Trinta anos separam o Brasil de duas das mais sangrentas operações policiais da história do país. Em 1992, o massacre do Carandiru revelou ao mundo o colapso do sistema prisional brasileiro, com 111 presos mortos após a invasão do Pavilhão 9 por 341 homens da Tropa de Choque. Em 2025, o Brasil revive o espanto diante da operação nos complexos da Penha e do Alemão, no Rio de Janeiro — uma ação que superou o episódio paulista em número de vítimas e reacendeu o debate sobre o uso desmedido da força pelo Estado.
O levantamento oficial divulgado na terça-feira (28/10) registrava 64 mortos — 60 suspeitos e quatro policiais. Durante a madrugada, moradores da Penha carregaram dezenas de novos corpos até a Praça São Lucas, na Estrada José Rucas, elevando para 132 o número total de vítimas. A Polícia Civil trabalha na identificação dos mortos e na apuração das circunstâncias, já que a megaoperação, que mobilizou 2,5 mil agentes, vinha sendo planejada havia dois meses, para frear a expansão do Comando Vermelho.
No Carandiru, a tragédia durou menos de 30 minutos. Foram 3,5 mil disparos e 111 detentos executados, muitos deles após se renderem. O episódio deu origem ao livro Estação Carandiru, escrito por Drauzio Varella, e à adaptação cinematográfica dirigida por Hector Babenco em 2003, estrelada por Rodrigo Santoro. O filme ganhou projeção internacional e consolidou o massacre como símbolo da violência institucional brasileira.
Três décadas depois, o país volta a assistir a cenas de guerra. A operação na Penha e no Alemão, apresentada pelo governador Cláudio Castro como uma ofensiva contra narcoterroristas, teve confrontos com drones armados e tiroteios intensos. Traficantes lançaram granadas contra as forças especiais da Core e do Bope, e moradores relataram corpos espalhados pela Serra da Misericórdia. A ação terminou com 81 prisões e a apreensão de 42 fuzis.

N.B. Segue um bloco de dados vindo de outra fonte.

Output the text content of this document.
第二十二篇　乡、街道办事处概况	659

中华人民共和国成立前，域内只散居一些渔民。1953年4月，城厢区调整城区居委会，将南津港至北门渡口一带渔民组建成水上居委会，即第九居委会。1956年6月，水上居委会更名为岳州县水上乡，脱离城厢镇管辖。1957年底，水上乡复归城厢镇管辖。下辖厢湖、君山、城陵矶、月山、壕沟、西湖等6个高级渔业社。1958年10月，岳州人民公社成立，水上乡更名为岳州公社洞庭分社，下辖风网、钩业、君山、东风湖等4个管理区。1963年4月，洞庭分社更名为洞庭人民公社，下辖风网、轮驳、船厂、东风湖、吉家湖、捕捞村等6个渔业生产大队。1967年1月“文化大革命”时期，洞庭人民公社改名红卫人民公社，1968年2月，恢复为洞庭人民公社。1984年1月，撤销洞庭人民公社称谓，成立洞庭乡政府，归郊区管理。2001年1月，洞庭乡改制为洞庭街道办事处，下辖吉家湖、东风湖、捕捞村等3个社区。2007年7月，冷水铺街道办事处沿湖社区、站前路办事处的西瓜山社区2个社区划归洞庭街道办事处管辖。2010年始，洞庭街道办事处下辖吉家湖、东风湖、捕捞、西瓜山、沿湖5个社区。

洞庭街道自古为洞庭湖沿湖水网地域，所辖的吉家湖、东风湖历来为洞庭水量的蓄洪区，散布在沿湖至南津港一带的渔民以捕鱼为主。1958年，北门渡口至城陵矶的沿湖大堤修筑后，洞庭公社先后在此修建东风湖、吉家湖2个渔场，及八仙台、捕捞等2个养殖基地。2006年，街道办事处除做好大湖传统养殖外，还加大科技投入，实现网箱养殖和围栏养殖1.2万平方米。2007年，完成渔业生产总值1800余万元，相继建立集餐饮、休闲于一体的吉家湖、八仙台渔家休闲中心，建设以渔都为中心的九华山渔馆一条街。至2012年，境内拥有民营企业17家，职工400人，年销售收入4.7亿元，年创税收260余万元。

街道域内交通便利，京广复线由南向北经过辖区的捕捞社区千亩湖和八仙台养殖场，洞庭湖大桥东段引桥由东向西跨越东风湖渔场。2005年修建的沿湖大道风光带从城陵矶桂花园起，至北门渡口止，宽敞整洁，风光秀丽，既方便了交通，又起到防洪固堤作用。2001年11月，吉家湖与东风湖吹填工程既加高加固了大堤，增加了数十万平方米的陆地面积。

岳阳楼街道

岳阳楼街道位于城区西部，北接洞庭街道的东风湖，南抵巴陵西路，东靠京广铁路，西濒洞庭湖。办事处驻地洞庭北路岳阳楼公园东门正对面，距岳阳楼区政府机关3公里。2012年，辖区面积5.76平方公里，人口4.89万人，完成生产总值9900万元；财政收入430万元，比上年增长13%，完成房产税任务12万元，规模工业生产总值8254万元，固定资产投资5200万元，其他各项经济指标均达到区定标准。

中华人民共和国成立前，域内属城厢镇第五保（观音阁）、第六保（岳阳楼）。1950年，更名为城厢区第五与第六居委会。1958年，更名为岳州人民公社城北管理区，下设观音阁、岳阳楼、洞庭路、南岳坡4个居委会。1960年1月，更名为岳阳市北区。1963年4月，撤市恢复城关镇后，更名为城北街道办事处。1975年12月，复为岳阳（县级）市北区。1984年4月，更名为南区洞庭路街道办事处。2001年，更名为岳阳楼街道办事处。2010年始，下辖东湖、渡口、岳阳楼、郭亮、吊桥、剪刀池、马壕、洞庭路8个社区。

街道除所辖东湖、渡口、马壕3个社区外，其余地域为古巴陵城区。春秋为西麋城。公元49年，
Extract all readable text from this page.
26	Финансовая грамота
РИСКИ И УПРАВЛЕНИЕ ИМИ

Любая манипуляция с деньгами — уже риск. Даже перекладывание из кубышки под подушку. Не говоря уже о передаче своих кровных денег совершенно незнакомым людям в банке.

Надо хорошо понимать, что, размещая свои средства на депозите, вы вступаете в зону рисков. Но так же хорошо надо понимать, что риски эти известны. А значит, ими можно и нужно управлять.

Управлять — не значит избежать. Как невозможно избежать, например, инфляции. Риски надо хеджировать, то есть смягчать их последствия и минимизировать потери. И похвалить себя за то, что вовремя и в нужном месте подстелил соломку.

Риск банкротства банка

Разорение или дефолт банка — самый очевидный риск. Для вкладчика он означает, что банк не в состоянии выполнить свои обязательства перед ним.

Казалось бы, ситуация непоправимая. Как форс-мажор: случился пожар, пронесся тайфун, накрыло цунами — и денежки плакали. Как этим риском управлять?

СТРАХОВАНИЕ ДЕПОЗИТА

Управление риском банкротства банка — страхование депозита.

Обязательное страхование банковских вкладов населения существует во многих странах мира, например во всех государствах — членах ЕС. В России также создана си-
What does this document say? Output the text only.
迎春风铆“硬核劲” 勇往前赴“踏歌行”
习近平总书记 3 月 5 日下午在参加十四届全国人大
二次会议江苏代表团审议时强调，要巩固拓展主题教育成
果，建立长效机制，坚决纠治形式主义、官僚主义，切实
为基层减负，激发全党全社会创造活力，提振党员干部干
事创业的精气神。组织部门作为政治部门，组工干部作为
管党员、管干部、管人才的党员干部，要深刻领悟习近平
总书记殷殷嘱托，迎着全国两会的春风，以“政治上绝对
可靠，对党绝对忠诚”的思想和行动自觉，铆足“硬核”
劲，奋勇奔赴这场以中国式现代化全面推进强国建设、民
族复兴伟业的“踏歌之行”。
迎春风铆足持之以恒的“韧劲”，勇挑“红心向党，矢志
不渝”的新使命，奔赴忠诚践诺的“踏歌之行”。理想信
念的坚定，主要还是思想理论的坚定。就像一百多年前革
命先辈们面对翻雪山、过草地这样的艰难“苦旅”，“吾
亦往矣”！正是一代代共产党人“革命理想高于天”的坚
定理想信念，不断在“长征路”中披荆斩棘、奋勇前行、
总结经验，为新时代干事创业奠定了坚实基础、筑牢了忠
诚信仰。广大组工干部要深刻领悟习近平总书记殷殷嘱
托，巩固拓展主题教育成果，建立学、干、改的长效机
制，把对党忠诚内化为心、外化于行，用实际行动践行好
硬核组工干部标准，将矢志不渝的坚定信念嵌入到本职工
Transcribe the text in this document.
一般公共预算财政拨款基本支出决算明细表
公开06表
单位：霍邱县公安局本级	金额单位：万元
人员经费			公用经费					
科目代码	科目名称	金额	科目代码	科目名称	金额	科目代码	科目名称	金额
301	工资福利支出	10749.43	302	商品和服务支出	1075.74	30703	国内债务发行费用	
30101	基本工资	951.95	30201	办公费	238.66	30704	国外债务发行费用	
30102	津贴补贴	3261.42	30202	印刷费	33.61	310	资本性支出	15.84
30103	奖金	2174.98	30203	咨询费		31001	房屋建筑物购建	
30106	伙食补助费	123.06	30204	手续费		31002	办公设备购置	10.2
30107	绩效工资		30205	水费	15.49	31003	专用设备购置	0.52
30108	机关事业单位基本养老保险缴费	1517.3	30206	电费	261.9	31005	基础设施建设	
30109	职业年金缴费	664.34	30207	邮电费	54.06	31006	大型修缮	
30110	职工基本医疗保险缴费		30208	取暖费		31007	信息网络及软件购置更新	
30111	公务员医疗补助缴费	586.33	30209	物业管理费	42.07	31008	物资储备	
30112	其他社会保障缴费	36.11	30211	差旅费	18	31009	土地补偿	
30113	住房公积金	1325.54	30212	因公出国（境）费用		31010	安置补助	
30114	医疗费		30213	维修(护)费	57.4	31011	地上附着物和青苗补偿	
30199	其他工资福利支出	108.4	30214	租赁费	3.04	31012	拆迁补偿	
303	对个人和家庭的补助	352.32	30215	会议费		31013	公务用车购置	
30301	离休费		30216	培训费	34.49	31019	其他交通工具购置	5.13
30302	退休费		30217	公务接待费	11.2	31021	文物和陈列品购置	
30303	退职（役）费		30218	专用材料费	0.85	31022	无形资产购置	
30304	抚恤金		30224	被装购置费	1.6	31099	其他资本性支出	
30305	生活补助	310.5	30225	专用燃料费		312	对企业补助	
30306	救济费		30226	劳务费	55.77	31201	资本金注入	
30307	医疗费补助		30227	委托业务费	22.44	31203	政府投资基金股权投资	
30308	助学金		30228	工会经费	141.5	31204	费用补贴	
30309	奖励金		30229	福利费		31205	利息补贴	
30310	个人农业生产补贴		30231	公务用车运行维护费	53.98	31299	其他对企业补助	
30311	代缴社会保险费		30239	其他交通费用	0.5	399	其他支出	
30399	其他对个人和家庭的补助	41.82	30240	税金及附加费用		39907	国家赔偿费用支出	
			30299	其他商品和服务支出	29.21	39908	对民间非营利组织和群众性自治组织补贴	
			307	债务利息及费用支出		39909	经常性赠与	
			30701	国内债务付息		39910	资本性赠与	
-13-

O governo do Rio reconhece que o Estado não consegue lidar sozinho com o poder das facções. Já organizações de direitos humanos denunciam a banalização da violência e alertam para a repetição de padrões de extermínio. Enquanto isso, novas incursões são planejadas para áreas sob domínio do Comando Vermelho. O principal alvo, Edgar Alves de Andrade — o Doca, apontado como líder da facção na Penha —, segue foragido.